S3-compatible Object Gateway (RGW)
# Deploy RGW
sudo ceph orch apply rgw default --placement=3
# Now a S3 endpoint listens on port 80 of each node
# Create an S3 user
sudo radosgw-admin user create --uid=amir --display-name='Amir Eslampanah'
# Output includes access_key and secret_key
# Use with any S3 client (aws-cli, rclone, restic):
aws s3 --endpoint-url=http://node-1.lab ls
Now you have an S3-compatible store backed by the same Ceph pool that holds your RBD and CephFS. Pair with restic (see that tutorial) for backup storage hosted on your own Ceph cluster.
Replication, healing, redundancy
Default pool replication is 3-way (each object lives on 3 OSDs across different hosts). Lose a disk: Ceph detects, marks the OSD down, automatically re-replicates the affected objects to other healthy OSDs to restore 3 copies. Lose a whole node: same idea at the node level.
# See replication policy on a pool
sudo ceph osd pool get rbd-pool size # size: 3 (replicas)
sudo ceph osd pool get rbd-pool min_size # min_size: 2 (can serve reads with 2 alive)
# For larger setups, switch to erasure coding for capacity efficiency
sudo ceph osd erasure-code-profile set ec42 k=4 m=2 plugin=jerasure technique=reed_sol_van
sudo ceph osd pool create archive 32 32 erasure ec42
Backups + disaster recovery
Ceph protects against disk and node failures within a cluster but doesn't replace off-cluster backups.

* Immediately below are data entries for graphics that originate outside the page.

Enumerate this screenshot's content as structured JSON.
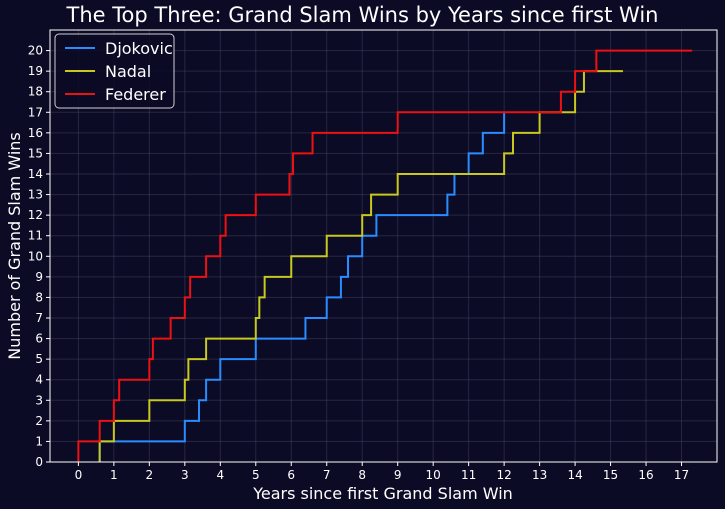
{
  "chart_data": {
    "type": "line",
    "step": true,
    "title": "The Top Three: Grand Slam Wins by Years since first Win",
    "xlabel": "Years since first Grand Slam Win",
    "ylabel": "Number of Grand Slam Wins",
    "xlim": [
      -0.8,
      18.0
    ],
    "ylim": [
      0,
      21
    ],
    "xticks": [
      0,
      1,
      2,
      3,
      4,
      5,
      6,
      7,
      8,
      9,
      10,
      11,
      12,
      13,
      14,
      15,
      16,
      17
    ],
    "yticks": [
      0,
      1,
      2,
      3,
      4,
      5,
      6,
      7,
      8,
      9,
      10,
      11,
      12,
      13,
      14,
      15,
      16,
      17,
      18,
      19,
      20
    ],
    "grid": true,
    "legend_position": "top-left",
    "background": "#0b0b26",
    "series": [
      {
        "name": "Djokovic",
        "color": "#2a8cff",
        "x": [
          0.6,
          3.0,
          3.4,
          3.6,
          4.0,
          5.0,
          6.4,
          7.0,
          7.4,
          7.6,
          8.0,
          8.4,
          10.4,
          10.6,
          11.0,
          11.4,
          12.0
        ],
        "y": [
          1,
          2,
          3,
          4,
          5,
          6,
          7,
          8,
          9,
          10,
          11,
          12,
          13,
          14,
          15,
          16,
          17
        ]
      },
      {
        "name": "Nadal",
        "color": "#c8c81e",
        "x": [
          0.6,
          1.0,
          2.0,
          3.0,
          3.1,
          3.6,
          5.0,
          5.1,
          5.25,
          6.0,
          7.0,
          8.0,
          8.25,
          9.0,
          12.0,
          12.25,
          13.0,
          14.0,
          14.25,
          15.35
        ],
        "y": [
          1,
          2,
          3,
          4,
          5,
          6,
          7,
          8,
          9,
          10,
          11,
          12,
          13,
          14,
          15,
          16,
          17,
          18,
          19,
          19
        ]
      },
      {
        "name": "Federer",
        "color": "#ee1111",
        "x": [
          0.0,
          0.6,
          1.0,
          1.15,
          2.0,
          2.1,
          2.6,
          3.0,
          3.15,
          3.6,
          4.0,
          4.15,
          5.0,
          5.95,
          6.05,
          6.6,
          9.0,
          13.6,
          14.0,
          14.6,
          17.3
        ],
        "y": [
          1,
          2,
          3,
          4,
          5,
          6,
          7,
          8,
          9,
          10,
          11,
          12,
          13,
          14,
          15,
          16,
          17,
          18,
          19,
          20,
          20
        ]
      }
    ]
  }
}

For DR:
- RBD mirroring — replicate block volumes to a second Ceph cluster.
- CephFS snapshots +
rsyncto S3. - RGW multi-site replication — one cluster replicates to another asynchronously.
When Ceph is overkill for a homelab
- For "I need NFS for my media library" — just run NFS on a single host. Replicating across 3 boxes for a watch-once media collection is overkill.
- For "I need cheap S3 storage" — MinIO (see that tutorial) on one box is simpler.
- For "I want shared storage between 2-3 VMs," ZFS (see that tutorial) on one box + NFS export covers it.
When Ceph earns its complexity
- You want one storage pool serving block + file + object simultaneously.
- You're running Kubernetes (k3s in that tutorial) at multi-node scale and want native StorageClasses with replication.
- You want storage that survives the loss of a whole node automatically.
- You're going to grow into more than ~10 TB of storage.
For homelabs that hit those bars, Ceph is the most production-credible self-hosted option. For everything below that, simpler alternatives win.